How do you choose how much of different kinds of flour to use to maximize open crumb in your bread?
Right now, I am mainly baking off of a 50lb bag of All Purpose (AP) flour that I bought, and adding in whole wheat as well. I also have a bit of rye, spelt, and buckwheat.
I know that bread flour tends to provide the best open crumb, due to its high protein content which facilitates gluten development. For example, the King Arthur Bread flour contains 12.7% flour.
Is it possible to mix AP flour and whole wheat to a similar effect? I know that whole wheat isn't particularly good for open crumb, since the brand particles tend to cut through gluten.
Here's my question - in a recipe with 1000g of flour, if you used bread flour at 12.7% protein, that's 127g of protein. Could you use instead 769g of AP flour (11.7% protein) and 231g of whole wheat (13% protein)? That would also result in 127g of protein. Let's ignore the flour in the starter for the sake of this experiment.
Would that result in a dough that behaves like 1000g of bread flour? Or would the whole wheat inhibit open crumb? I'm curious if I'm thinking about this in the right way.
Sources:
https://www.kingarthurflour.com/shop/items/king-arthur-unbleached-bread-flour-5-lb
https://www.kingarthurflour.com/shop/items/king-arthur-unbleached-all-purpose-flour-5-lb
https://www.kingarthurflour.com/shop/items/king-arthur-white-whole-wheat-flour-5-lb
I don't think nearly any amount of manipulation of these to flour types will have much impact on your crumb. Instead it's probably better to focus on yeast control, mixing, proofing and bake dynamics. King Arthur has a blog article that compares two exact same bakes with their AP and BF - they are nearly identical just a tad more volume in the BF loaf. Besides protein content can't reliably tell you how much of the two glutenizing proteins are actually present (look up dabrownman on tfl, he often sites how that all works). Back to the KA blog - that was simple White bread, hardly and open crumb style loaf. For an open crumb id anything a weaker flour lends a bit better to complex structures generally speaking. Also adding whole wheat, it's also helpful to sift bran (see Joze's recent [last week or few] WW bakes) as you allude thr gluten matrix doesn't like sharp objects. Just my opinion but if you find yourself calculating down to the percent mark, protein content of your dough and expecting a good surprise, you'll likely be disappointed and frustrated. You just need good elasticity (and many many flours will give you that), gentle and controlled proof and big oven kick - done right anything from say 60% hydration and up you can pull off a real nice crumb with many flours. Sorry i didn't link to joze or dabrownman but this topic runs rampant here and a little surfing and you're sure to find them :)

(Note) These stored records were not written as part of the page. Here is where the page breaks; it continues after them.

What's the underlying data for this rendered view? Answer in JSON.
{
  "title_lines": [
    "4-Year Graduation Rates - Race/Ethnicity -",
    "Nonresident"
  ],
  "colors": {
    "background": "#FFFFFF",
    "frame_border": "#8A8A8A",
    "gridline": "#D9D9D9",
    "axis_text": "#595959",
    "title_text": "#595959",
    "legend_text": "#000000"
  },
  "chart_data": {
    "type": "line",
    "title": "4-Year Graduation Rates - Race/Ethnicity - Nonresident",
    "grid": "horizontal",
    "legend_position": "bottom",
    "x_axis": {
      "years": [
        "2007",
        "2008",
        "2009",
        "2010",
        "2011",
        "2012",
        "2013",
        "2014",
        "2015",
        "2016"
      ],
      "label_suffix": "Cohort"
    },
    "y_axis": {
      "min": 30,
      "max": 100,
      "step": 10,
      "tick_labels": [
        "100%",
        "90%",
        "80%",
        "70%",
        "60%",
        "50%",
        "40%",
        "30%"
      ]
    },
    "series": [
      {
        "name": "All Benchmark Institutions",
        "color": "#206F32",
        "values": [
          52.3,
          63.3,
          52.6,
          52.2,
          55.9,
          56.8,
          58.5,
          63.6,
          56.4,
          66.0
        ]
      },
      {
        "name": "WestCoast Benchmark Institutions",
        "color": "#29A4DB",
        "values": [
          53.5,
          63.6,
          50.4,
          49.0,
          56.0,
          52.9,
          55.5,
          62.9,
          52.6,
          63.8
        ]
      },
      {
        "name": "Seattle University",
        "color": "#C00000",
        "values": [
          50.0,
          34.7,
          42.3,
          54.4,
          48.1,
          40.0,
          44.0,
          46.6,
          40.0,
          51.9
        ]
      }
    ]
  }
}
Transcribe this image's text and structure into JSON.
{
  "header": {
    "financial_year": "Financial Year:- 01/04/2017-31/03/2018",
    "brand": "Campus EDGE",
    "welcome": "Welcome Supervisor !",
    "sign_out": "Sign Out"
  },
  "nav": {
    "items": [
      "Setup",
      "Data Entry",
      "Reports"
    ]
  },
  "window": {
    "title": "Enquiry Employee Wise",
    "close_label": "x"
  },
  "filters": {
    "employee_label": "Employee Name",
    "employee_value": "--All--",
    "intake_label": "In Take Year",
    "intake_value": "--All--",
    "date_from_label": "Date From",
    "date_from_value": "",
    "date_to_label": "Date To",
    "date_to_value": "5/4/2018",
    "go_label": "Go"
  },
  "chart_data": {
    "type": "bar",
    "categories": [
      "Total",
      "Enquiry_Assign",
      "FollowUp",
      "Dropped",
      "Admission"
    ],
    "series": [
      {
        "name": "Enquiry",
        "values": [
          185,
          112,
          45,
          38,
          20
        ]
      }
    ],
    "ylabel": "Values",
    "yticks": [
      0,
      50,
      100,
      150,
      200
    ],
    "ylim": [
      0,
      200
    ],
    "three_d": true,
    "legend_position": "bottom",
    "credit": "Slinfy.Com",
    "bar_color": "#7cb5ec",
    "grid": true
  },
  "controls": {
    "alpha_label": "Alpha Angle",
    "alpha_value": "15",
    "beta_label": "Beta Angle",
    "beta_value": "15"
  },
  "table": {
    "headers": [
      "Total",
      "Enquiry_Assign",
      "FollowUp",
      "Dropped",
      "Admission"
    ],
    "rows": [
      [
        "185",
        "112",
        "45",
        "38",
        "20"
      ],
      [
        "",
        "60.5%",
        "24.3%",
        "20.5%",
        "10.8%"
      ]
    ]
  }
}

Thanks, that's some good advice. I agree that there is no magic formula for improving your bakes. I was mainly looking for a good starting point that will get me on the right foot as I continue to refine my technique.
I am curious about how the mix of flours is chosen for a recipe. In the Tartine basic sourdough recipe I'm working off of, it's 900g white flour and 100g whole wheat. That 100g whole wheat - is that just a matter of taste in flavor, or picking a round number? Or does picking 100g serve another purpose - influencing the properties of the dough?
I’ve had great success with Breadtopia’s Kamut Sourdough bread - using the 20% Kamut with 80% AP. I use white Kamut (Khorasan) flour or whole Kamut but it’s a great recipe, long bulk fermentation - like 10-12 hours. But it’s so hands off and I’ve always gotten a great open crumb. It’s delicious as well.